A cargo manifest is an administrative document, drawn up by shipping companies, which progressively lists, by port of destination, the contents of all the bills of lading issued at the port(s) of shipment.
Typical Contents of a Cargo Manifest
Generally, the following details are shown in cargo manifests:
- name of the carrying ship, its voyage number,
- all the essential details are noted in each bill of lading. These include:
- names of the shipper, the consignee, and the notify party;
- description of the goods;
- number of the container;
- number of the seal;
- agreed method of payment for the sea freight.
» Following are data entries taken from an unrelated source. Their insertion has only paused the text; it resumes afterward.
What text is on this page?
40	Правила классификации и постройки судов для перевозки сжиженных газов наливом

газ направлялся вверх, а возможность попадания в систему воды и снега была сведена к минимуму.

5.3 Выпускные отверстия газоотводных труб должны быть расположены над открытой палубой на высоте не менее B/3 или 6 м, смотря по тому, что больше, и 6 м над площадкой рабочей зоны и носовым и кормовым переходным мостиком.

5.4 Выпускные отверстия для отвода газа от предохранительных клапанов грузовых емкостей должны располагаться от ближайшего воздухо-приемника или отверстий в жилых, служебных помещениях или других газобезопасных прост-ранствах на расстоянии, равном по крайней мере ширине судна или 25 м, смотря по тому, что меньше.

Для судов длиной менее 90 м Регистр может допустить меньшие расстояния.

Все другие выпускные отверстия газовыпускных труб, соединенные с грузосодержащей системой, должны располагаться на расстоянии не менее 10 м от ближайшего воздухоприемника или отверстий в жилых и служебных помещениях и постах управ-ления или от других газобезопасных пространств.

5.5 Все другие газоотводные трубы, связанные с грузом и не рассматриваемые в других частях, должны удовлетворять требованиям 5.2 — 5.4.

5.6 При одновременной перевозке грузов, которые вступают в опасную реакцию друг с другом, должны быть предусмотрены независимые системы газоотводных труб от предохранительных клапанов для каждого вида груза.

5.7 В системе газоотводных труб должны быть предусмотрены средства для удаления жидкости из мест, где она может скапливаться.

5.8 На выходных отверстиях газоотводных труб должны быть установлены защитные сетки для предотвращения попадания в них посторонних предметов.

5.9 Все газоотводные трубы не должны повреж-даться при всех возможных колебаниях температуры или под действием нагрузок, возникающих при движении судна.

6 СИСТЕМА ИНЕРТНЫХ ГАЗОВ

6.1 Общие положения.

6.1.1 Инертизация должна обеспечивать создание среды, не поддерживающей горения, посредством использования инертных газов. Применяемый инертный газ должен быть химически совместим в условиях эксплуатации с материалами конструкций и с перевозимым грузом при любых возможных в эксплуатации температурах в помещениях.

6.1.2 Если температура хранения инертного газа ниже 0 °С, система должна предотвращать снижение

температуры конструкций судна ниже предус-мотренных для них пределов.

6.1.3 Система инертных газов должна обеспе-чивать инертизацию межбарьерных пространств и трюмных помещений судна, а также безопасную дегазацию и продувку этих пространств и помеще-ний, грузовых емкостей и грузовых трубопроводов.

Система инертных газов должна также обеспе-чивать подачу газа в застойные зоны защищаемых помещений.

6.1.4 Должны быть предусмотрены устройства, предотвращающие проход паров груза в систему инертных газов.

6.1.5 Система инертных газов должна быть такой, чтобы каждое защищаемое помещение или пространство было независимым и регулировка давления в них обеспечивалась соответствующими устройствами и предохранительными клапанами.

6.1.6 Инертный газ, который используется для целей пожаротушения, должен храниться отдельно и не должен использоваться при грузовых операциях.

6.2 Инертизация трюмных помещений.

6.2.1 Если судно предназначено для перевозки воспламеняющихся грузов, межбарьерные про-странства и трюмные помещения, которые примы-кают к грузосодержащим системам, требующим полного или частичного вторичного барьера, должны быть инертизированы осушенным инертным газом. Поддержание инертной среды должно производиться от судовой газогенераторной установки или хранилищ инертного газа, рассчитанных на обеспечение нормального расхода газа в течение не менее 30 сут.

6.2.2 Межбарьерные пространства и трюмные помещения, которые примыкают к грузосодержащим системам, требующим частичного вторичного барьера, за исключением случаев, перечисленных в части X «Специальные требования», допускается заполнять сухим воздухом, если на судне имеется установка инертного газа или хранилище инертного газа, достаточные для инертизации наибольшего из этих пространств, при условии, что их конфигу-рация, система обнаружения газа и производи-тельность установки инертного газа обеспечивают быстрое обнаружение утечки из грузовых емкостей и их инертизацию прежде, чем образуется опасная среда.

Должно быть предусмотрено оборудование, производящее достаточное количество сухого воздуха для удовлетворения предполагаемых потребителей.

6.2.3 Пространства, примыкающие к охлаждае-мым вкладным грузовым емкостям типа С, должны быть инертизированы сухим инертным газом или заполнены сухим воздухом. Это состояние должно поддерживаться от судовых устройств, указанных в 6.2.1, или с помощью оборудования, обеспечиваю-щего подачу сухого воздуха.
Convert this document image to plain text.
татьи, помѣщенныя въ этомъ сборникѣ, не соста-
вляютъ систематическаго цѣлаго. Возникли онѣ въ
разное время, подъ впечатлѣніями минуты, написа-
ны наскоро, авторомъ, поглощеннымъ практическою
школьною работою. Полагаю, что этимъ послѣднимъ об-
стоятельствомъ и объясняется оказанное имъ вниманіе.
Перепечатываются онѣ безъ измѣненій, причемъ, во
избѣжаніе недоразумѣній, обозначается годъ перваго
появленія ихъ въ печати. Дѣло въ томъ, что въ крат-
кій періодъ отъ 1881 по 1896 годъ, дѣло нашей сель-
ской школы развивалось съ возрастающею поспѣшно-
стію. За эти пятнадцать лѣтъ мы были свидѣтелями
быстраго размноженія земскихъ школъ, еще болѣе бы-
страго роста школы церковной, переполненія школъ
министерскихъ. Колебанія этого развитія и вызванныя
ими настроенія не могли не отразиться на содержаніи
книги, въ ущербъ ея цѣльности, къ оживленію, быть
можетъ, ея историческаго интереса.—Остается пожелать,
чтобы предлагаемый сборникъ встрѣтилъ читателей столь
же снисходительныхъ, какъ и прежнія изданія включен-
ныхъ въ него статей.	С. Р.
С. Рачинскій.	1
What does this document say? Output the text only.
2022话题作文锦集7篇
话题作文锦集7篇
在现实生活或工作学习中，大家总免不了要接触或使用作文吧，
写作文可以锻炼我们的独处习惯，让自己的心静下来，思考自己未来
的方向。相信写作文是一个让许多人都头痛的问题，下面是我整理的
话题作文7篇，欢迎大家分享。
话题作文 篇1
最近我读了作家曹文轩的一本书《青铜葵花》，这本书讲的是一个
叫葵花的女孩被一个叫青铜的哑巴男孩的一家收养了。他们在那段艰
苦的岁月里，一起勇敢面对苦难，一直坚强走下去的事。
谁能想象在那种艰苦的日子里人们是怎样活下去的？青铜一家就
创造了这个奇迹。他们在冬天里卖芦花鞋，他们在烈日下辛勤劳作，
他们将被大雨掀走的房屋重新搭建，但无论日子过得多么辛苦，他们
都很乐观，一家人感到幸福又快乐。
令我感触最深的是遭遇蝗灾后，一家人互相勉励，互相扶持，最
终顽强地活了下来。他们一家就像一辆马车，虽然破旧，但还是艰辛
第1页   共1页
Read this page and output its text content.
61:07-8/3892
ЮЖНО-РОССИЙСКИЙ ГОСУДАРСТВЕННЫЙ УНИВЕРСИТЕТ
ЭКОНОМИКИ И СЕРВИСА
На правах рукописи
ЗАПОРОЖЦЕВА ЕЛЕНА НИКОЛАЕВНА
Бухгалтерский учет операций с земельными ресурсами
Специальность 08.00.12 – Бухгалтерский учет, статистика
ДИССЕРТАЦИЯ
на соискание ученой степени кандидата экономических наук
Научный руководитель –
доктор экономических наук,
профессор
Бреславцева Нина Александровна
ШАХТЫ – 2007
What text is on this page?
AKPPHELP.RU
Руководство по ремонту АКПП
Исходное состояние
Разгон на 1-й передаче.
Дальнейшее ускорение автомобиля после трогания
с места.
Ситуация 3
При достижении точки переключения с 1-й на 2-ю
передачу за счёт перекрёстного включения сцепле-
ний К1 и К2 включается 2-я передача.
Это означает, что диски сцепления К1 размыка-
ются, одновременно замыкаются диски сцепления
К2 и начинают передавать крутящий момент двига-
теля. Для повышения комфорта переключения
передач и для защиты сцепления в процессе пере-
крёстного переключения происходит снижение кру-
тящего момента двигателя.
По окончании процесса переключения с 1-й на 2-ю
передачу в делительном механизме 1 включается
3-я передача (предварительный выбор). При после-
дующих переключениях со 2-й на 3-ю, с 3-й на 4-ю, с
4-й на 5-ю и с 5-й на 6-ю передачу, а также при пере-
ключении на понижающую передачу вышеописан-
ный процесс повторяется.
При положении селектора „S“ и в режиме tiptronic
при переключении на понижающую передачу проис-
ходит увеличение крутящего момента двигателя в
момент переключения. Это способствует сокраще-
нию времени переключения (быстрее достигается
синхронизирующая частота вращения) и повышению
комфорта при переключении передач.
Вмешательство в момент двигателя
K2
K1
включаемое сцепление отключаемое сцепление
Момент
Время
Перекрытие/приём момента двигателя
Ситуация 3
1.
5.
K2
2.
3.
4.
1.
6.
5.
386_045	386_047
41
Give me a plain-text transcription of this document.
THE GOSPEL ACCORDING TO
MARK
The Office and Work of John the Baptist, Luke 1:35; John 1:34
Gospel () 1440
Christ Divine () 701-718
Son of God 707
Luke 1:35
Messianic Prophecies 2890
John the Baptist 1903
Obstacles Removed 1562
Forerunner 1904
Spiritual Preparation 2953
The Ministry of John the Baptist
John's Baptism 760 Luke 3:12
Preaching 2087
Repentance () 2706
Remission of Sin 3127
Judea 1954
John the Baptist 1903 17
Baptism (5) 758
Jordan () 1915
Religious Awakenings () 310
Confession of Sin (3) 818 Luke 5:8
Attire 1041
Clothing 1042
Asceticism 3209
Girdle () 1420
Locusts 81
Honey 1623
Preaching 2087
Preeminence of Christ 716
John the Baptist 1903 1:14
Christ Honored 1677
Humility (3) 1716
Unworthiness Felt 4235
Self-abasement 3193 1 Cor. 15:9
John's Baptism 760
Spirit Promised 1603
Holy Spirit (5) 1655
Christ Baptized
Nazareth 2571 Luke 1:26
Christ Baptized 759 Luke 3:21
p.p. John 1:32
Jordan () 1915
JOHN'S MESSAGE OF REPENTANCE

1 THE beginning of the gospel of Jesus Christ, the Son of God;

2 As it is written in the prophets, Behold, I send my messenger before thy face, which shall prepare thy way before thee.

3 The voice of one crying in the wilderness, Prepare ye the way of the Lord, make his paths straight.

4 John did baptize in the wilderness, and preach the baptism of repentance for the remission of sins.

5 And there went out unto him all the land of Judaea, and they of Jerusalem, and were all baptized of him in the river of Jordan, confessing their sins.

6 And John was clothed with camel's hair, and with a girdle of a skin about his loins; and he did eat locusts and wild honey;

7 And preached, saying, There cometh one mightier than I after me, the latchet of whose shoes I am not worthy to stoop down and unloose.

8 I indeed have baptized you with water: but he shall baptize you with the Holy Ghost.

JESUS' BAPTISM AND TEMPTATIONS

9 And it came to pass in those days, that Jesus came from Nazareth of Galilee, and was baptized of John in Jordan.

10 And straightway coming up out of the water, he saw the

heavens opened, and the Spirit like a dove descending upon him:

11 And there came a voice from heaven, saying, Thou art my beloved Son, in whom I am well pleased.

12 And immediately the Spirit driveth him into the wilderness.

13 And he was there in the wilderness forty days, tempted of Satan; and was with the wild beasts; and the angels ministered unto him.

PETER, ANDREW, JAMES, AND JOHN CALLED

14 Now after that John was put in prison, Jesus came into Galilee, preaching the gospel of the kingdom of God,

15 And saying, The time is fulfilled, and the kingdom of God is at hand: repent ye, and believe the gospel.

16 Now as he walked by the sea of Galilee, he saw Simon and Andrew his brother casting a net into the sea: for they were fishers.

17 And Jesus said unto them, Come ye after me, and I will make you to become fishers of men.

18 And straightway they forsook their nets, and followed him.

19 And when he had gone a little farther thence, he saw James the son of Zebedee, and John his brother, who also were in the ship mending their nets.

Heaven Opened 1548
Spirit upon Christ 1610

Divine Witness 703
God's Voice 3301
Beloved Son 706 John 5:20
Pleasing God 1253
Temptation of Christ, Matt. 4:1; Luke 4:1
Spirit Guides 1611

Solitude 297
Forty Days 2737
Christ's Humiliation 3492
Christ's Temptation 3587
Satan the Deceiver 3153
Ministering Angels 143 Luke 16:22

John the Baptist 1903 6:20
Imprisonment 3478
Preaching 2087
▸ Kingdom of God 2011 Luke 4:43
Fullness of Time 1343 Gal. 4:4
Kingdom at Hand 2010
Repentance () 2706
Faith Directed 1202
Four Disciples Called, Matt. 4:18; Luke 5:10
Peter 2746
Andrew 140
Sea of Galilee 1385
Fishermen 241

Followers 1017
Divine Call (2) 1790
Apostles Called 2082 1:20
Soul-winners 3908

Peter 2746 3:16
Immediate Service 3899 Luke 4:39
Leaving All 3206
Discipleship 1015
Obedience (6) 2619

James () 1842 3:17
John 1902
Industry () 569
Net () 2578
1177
This last item informs the carrier’s agent at the port of discharge that he is to collect the freight and any other expenses that might be indicated.
Prior to its arrival, the carrier’s agents at the ship’s various ports of call are expected to produce to the local customs authorities the cargo manifest, which they will have received in due time.
As already mentioned, the manifest must correctly reproduce all the details listed in the bills of lading. Once the loading has been completed, therefore, the agent responsible for drawing up the manifest will send all such details to the shipowner, who in turn will pass them on to the agents of the various ports of discharge.
Ship’s documents are quite often prepared rather hastily, and discrepancies may therefore sometimes be found between the details supplied by the shipper and those registered by the shipowner's agent.
Given that the manifest reproduces exactly all the details entered into the computer, any mistake is automatically reproduced and punctually spotted by the customs at the destination.
This implies the need for the shipping agent to draw up the manifest corrector with all speed. The manifest corrector is a document that states the wrong entry and the correct one immediately afterwards.
Should it not be received in time at the destination, it would prevent the cargo from being cleared by the customs, thereby increasing the heavy fines imposed by the customs authorities.
Since they give rise to bureaucratic complications, however, manifest correctors should be avoided as far as possible.
A cargo manifest is issued for each ship and each sailing by the agent at each port of loading, to be delivered to the customs authorities at the port of destination.
A freight manifest is also issued, showing the amount relating to freight prepaid, freight payable at destination, and any ‘C.O.D.’ (cash on delivery) charge debited by the shipper to the receiver for any additional service rendered, such as pre-carriage, storage, stuffing of containers, etc.
The carrier may agree to collect these charges for the shipper’s account - subject to himself being in any event bound to redeliver the goods to the receiver, even in cases where the latter refuses to pay for them - without the shipper having any right to claim the corresponding amount from the same carrier.
A separate manifest has to be issued for dangerous goods.
One or more copies of the cargo manifest must be left in the hands of the Master for submission to the authorities of the Suez Canal and of the Panama Canal in order to assess the relevant transit fees.
Each port of destination requires a different number of copies of the manifest. This number must be known to the issuing agents.